This is a specific conversation about Cat hydration — getting cats to drink more — ask about yours and get one honest answer for your exact situation.
inparticular.ai
A 7-year-old British Shorthair who's a bit sedentary and not drinking enough — that's actually a really common combination, and your vet is right to flag it early. Cats evolved in arid environments and have a naturally low thirst drive to begin with, so a cat who moves less tends to drink even less. Most cats on dry food are chronically underhydrated, and over time that puts serious strain on the kidneys — kidney disease is the leading cause of death in older cats. The two most effective fixes are a water fountain and wet food. Quick questions to help me point you in the right direction: is your cat currently on dry food, wet food, or a mix? Has your vet mentioned any kidney or urinary issues yet, or is this still at the prevention stage? And has your cat ever had a water fountain?
She's on dry food mostly, with a wet food pouch maybe three or four times a week. No kidney issues yet, vet just said to be proactive. We've never tried a fountain.
inparticular.ai
Good — you're ahead of the problem, which makes this much easier to fix. The fact that she'll eat wet food already is a great sign; increasing that to daily would make a real difference on its own. But for a sedentary cat, a fountain is particularly useful because the movement and sound of the water actually prompts drinking even when she hasn't sought it out herself. Can I ask — whereabouts does she tend to spend most of her time during the day? I want to make sure we think about placement, because with a less active cat, if the fountain isn't in her usual spot, she simply won't make the trip.

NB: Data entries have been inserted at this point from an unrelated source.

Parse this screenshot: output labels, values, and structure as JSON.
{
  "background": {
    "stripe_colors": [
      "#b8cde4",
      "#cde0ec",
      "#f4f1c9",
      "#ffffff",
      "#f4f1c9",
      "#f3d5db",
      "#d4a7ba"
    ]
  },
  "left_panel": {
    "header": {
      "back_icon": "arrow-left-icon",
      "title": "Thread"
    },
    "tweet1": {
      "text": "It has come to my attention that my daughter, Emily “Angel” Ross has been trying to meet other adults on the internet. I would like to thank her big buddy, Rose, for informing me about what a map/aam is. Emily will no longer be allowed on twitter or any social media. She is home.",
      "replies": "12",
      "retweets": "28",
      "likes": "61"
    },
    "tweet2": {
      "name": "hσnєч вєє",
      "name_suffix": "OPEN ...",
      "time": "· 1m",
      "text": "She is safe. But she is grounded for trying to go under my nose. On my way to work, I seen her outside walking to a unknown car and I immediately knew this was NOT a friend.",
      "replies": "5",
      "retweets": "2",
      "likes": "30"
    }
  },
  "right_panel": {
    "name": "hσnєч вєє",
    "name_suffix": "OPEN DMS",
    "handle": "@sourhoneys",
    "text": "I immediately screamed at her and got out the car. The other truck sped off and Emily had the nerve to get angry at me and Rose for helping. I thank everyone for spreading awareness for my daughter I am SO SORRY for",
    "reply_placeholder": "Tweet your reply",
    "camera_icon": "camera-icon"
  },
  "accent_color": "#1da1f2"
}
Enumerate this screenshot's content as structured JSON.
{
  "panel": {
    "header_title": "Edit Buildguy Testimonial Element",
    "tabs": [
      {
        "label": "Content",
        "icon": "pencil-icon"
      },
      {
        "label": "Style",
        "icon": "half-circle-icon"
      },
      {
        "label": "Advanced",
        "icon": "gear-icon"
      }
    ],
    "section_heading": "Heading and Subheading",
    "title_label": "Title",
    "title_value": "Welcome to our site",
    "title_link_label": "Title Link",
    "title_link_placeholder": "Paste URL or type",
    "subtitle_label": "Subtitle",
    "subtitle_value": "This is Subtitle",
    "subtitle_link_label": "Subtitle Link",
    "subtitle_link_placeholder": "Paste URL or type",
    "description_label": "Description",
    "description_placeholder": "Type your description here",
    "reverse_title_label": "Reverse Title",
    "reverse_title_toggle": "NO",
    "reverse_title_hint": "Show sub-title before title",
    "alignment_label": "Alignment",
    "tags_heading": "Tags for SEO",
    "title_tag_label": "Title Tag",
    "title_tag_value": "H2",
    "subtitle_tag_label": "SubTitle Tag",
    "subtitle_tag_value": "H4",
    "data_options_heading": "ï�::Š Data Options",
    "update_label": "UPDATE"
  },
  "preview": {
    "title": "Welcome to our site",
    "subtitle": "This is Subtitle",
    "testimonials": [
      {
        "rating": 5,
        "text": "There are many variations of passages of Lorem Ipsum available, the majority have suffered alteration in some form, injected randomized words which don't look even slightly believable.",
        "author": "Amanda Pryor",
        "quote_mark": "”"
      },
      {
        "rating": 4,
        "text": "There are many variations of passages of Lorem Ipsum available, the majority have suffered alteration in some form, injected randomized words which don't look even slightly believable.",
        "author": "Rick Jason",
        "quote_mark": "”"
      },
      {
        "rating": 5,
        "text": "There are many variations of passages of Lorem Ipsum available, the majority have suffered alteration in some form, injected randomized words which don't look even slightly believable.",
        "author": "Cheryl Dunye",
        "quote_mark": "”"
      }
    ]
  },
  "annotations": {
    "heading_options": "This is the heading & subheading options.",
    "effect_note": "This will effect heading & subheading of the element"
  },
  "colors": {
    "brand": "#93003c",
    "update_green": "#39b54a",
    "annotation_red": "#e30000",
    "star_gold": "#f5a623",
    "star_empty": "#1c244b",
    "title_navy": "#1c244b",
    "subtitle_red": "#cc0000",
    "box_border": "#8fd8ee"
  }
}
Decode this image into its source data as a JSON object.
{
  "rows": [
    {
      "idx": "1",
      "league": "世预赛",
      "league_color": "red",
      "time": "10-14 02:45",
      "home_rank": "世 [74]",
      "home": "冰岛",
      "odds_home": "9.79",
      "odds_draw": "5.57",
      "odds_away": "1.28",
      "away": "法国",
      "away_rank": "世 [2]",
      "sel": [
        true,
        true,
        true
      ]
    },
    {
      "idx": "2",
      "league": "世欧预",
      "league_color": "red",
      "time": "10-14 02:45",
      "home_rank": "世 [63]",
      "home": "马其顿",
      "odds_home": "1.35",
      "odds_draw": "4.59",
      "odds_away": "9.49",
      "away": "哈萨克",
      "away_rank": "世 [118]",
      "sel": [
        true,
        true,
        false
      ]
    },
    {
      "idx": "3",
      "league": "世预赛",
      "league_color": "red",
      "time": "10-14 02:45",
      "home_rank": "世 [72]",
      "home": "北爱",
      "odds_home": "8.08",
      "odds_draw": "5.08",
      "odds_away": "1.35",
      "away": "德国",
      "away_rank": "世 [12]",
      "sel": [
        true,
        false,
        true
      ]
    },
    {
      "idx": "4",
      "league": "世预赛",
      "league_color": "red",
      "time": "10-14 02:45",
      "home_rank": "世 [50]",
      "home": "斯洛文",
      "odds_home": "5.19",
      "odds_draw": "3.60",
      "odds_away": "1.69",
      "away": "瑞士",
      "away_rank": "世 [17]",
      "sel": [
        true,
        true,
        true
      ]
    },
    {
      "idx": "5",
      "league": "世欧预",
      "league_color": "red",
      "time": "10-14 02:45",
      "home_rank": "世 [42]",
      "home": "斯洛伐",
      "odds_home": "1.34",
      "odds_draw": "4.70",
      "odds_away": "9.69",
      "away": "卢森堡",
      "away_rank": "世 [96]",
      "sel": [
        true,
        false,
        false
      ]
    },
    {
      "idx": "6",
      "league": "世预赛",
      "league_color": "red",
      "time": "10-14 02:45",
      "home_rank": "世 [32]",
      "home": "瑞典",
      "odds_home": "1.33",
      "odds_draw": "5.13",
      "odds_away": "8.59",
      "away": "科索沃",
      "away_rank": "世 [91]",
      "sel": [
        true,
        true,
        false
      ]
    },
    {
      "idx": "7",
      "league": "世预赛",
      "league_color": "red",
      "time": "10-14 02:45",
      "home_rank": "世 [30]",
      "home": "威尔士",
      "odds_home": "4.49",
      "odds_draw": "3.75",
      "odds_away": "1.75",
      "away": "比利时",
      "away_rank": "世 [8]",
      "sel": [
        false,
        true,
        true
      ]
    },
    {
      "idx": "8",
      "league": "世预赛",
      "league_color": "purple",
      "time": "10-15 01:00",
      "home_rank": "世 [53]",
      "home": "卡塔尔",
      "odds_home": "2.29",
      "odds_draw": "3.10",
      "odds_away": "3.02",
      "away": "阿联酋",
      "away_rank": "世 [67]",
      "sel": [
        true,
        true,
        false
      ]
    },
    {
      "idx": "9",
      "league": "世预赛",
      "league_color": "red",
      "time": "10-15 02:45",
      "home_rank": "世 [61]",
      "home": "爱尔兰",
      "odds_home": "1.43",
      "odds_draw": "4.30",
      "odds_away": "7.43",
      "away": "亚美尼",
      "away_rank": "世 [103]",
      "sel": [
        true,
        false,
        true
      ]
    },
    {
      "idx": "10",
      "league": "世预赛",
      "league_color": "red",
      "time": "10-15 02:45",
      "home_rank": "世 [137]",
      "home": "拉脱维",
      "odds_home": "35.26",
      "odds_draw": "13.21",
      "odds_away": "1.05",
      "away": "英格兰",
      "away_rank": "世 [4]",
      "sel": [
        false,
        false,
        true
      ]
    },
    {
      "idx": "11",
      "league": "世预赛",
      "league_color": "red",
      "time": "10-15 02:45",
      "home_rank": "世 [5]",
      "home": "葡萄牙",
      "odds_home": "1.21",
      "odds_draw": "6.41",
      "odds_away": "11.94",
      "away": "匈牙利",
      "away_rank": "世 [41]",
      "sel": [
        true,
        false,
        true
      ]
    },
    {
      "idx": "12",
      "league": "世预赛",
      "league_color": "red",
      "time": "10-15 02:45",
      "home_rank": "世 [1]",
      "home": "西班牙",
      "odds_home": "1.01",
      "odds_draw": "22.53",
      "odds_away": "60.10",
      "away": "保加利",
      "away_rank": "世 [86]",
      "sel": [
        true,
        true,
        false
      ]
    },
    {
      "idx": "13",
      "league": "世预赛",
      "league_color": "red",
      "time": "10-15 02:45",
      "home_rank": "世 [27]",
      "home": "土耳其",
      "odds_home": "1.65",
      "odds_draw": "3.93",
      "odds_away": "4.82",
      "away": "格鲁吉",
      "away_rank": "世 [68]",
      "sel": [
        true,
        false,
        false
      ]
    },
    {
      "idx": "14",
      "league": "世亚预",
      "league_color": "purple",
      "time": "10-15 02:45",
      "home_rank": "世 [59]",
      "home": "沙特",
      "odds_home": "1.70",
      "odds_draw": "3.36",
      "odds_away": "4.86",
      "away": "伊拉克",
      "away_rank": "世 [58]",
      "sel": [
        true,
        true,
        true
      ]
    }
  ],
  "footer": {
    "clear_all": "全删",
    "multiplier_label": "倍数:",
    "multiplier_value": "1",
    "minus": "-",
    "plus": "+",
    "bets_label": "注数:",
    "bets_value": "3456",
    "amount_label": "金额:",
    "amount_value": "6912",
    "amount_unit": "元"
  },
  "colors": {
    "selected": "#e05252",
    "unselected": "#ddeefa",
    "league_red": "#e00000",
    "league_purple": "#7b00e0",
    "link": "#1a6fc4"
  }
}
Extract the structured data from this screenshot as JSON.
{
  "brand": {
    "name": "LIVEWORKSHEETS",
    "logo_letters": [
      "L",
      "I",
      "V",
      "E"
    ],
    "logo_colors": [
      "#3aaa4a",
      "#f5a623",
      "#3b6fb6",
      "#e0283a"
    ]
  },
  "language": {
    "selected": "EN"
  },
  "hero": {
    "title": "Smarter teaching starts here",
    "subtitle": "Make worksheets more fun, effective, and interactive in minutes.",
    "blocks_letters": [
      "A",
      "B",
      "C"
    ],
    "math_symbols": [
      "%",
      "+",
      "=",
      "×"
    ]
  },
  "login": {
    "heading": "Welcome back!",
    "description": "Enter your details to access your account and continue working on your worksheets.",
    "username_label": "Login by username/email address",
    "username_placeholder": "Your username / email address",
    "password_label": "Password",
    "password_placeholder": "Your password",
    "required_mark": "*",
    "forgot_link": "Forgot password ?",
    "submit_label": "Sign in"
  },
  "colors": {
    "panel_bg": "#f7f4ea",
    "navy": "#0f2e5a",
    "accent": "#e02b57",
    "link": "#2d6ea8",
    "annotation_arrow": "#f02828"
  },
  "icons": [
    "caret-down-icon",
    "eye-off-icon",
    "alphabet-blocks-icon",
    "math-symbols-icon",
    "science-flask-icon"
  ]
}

She's mostly on the sofa or a cat bed in the living room. She barely goes near the kitchen where her water bowl is.
inparticular.ai
That explains a lot — the kitchen bowl is probably too far out of her orbit. My recommendation is the Catit Flower Fountain. It's one of the best-selling cat fountains in the UK for good reason: it has a large 3-litre capacity so you're not refilling constantly, the flower-head design produces a gentle stream that cats find naturally appealing, and it's quiet enough to sit in a living room without being annoying. Put it within a metre or two of where she already rests, and most cats like her start investigating within a day or two just out of curiosity. The filter also removes impurities, which matters because cats can be put off by tap water taste. Pair it with switching her wet food to daily — even one pouch a day adds significant moisture — and you'll have covered both hydration routes her vet would want to see.
That sounds straightforward. Is it hard to clean? I've heard fountains can be a faff.
inparticular.ai
It's a fair concern — some fountains are genuinely annoying to clean. The Catit Flower is one of the better ones: the parts separate easily, most of them are dishwasher safe, and Catit recommends a full clean once a week, which takes about ten minutes. The filter needs replacing roughly every month, and replacement packs are cheap and easy to find. It's not zero effort, but it's much less involved than some of the more complex designs. Given that your cat isn't drinking enough right now, even a small maintenance commitment is well worth it for the kidney protection you're getting.
Great, I think I'll give it a try. Should I get rid of her regular water bowl at the same time?
inparticular.ai
Keep the bowl for now, at least for the first few weeks. Some cats take a little time to trust a new fountain, and you don't want to remove their backup while they're still getting used to it. Once you're confident she's drinking regularly from the fountain, you can quietly retire the bowl — or keep both, which is never a bad thing. The main thing is getting the fountain into her living space as soon as possible so she starts associating it with her normal routine.